Con la llegada del verano, las vacaciones y las altas temperaturas en las Islas, el uso de calzado abierto como las cholas o las sandalias se vuelve generalizado. Sin embargo, recurrir a este tipo de calzado tan cómodo para ponerse al volante de un coche puede convertirse en un grave problema y terminar fastidiando las vacaciones debido a las sanciones viales.
Existe una duda recurrente cada temporada sobre si está permitido conducir con cholas. La respuesta de las autoridades es clara y directa: no, no está permitido conducir con cholas ni con ningún otro tipo de calzado abierto que no vaya sujeto al pie. Así lo establecen de forma unificada los criterios de la Dirección General de Tráfico (DGT) y de la Guardia Civil de Tráfico.
Por qué te pueden multar por conducir en cholas: los artículos del Reglamento
La normativa de seguridad vial en España no recoge una prohibición expresa con la palabra “cholas“. La ilegalidad de esta práctica se basa en la interpretación y deducción de tres artículos fundamentales del Reglamento General de Circulación:
- Artículo 3.1: Obliga a cualquier conductor a circular con la diligencia y precaución necesarias para evitar daños propios o ajenos.
- Artículo 17.1: Establece de manera estricta que los conductores deben estar en todo momento en condiciones de controlar sus vehículos.
- Artículo 18.1: Ordena expresamente que el conductor debe mantener su propia libertad de movimientos para garantizar la seguridad.
Las autoridades de tráfico sostienen que las cholas no garantizan la libertad de movimientos necesaria en las piernas y los pies. Al no estar sujetas al talón, pueden desengancharse, doblarse o quedarse trabadas entre los pedales del acelerador o el freno, impidiendo una reacción rápida ante una emergencia en carretera.

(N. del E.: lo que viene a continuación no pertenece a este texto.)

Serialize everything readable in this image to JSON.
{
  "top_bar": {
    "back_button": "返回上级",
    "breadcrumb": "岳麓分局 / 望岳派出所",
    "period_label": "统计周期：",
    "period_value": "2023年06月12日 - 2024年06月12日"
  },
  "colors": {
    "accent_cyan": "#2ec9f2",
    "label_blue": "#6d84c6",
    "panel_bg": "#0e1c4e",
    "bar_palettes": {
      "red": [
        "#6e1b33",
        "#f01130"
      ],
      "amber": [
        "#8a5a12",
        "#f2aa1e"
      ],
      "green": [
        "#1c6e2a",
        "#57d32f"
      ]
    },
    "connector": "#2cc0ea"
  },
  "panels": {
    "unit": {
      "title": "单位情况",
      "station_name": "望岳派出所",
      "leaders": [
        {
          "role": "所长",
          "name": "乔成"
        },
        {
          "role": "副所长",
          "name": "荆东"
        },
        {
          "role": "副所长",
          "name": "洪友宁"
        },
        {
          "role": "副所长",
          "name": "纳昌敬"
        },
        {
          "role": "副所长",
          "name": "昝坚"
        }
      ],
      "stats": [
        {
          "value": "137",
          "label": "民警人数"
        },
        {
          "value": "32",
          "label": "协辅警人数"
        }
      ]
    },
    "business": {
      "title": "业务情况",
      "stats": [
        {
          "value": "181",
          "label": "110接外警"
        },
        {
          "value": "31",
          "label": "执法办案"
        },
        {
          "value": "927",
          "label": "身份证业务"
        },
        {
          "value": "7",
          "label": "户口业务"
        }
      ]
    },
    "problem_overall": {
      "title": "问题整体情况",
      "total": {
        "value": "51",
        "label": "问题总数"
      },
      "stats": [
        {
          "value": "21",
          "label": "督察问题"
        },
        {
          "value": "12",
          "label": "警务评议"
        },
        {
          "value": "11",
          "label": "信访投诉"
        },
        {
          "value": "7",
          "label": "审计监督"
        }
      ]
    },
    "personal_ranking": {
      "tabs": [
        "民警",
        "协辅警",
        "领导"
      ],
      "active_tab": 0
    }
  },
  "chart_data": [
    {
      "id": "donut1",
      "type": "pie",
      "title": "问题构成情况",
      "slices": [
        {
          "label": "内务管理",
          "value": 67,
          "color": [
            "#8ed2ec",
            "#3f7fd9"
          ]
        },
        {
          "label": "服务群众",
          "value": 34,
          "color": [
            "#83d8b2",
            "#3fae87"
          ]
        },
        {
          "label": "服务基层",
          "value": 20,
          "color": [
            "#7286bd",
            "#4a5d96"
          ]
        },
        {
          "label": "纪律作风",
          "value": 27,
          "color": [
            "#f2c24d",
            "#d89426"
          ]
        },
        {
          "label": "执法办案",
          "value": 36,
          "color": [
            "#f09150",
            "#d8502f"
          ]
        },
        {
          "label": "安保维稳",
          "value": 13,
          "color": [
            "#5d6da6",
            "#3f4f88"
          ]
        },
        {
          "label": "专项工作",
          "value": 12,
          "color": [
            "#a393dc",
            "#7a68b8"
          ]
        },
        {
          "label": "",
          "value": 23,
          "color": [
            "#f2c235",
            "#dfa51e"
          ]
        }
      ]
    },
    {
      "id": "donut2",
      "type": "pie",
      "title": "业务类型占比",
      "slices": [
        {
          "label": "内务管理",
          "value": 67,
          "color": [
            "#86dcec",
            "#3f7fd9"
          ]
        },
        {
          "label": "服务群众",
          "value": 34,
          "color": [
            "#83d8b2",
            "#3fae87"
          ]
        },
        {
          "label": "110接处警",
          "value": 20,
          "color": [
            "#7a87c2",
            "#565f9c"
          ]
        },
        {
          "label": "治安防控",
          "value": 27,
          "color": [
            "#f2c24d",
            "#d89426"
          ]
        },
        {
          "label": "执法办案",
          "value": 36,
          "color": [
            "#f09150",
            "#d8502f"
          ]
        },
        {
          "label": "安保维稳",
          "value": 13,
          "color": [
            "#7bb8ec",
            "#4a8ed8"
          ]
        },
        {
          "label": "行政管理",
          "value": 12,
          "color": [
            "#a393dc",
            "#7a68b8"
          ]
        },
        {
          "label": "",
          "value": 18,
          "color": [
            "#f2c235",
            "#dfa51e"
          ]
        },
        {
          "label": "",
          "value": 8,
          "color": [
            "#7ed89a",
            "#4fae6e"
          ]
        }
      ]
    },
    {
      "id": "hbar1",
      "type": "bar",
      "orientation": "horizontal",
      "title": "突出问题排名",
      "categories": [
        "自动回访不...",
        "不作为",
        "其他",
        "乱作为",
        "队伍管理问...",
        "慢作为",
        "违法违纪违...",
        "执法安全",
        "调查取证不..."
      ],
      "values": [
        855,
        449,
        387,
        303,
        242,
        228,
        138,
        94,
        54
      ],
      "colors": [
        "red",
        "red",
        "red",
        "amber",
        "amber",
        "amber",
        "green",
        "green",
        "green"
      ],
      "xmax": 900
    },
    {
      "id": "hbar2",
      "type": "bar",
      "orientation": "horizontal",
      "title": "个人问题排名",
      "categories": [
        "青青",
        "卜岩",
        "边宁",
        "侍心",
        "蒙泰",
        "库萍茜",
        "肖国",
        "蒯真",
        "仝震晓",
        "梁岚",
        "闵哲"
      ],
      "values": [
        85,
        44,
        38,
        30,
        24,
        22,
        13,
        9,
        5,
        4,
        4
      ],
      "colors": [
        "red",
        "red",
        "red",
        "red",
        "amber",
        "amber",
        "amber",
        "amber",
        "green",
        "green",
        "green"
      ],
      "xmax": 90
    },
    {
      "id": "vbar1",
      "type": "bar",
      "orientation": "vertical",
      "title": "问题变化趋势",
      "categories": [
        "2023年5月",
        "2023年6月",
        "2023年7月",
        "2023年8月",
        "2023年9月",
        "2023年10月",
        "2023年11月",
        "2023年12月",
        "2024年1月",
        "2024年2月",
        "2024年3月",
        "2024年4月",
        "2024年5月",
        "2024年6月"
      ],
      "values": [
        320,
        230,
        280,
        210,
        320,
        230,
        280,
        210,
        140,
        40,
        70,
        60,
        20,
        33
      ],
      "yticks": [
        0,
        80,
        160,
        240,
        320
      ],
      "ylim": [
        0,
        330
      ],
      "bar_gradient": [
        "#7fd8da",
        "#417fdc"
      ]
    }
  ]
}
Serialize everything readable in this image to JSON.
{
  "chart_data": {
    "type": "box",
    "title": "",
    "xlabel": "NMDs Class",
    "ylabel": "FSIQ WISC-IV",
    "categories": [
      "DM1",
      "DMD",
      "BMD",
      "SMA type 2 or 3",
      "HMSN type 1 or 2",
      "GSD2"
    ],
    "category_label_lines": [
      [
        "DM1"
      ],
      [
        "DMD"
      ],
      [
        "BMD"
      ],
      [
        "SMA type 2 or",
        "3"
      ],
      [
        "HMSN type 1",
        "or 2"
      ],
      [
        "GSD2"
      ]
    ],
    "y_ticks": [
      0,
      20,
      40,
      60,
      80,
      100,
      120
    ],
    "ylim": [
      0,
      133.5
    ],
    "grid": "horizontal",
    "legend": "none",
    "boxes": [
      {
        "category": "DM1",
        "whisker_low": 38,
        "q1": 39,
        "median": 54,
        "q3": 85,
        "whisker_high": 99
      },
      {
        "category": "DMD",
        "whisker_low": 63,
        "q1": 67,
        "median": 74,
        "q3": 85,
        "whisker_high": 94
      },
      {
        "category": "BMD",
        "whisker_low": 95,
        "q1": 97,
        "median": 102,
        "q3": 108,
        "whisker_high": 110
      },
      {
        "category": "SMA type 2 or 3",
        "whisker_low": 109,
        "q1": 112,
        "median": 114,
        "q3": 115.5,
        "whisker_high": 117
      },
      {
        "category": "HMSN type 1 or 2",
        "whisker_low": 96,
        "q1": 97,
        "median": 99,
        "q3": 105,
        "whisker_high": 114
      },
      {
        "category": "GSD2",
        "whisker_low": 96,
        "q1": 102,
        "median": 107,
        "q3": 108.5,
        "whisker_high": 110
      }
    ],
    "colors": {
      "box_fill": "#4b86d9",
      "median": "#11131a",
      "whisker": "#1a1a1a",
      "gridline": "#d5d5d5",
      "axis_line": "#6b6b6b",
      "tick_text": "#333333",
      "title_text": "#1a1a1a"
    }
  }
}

Cuantía de la multa y pérdida de puntos
A pesar de que algunos juristas señalan que multar basándose en interpretaciones genéricas podría rozar la vulneración del principio de tipicidad legal —el cual exige que las conductas prohibidas estén descritas al detalle en la ley—, la realidad administrativa es contundente.
Si un agente de la Guardia Civil o de la policía local te para en carretera y comprueba que conduces con calzado abierto e inadecuado, te enfrentarás de inmediato a una multa de 200 euros y a la detracción de tres puntos del carné de conducir. Para evitarlo, la recomendación de seguridad es viajar siempre con calzado cerrado y flexible en el habitáculo del coche y cambiarse las cholas al llegar a la playa.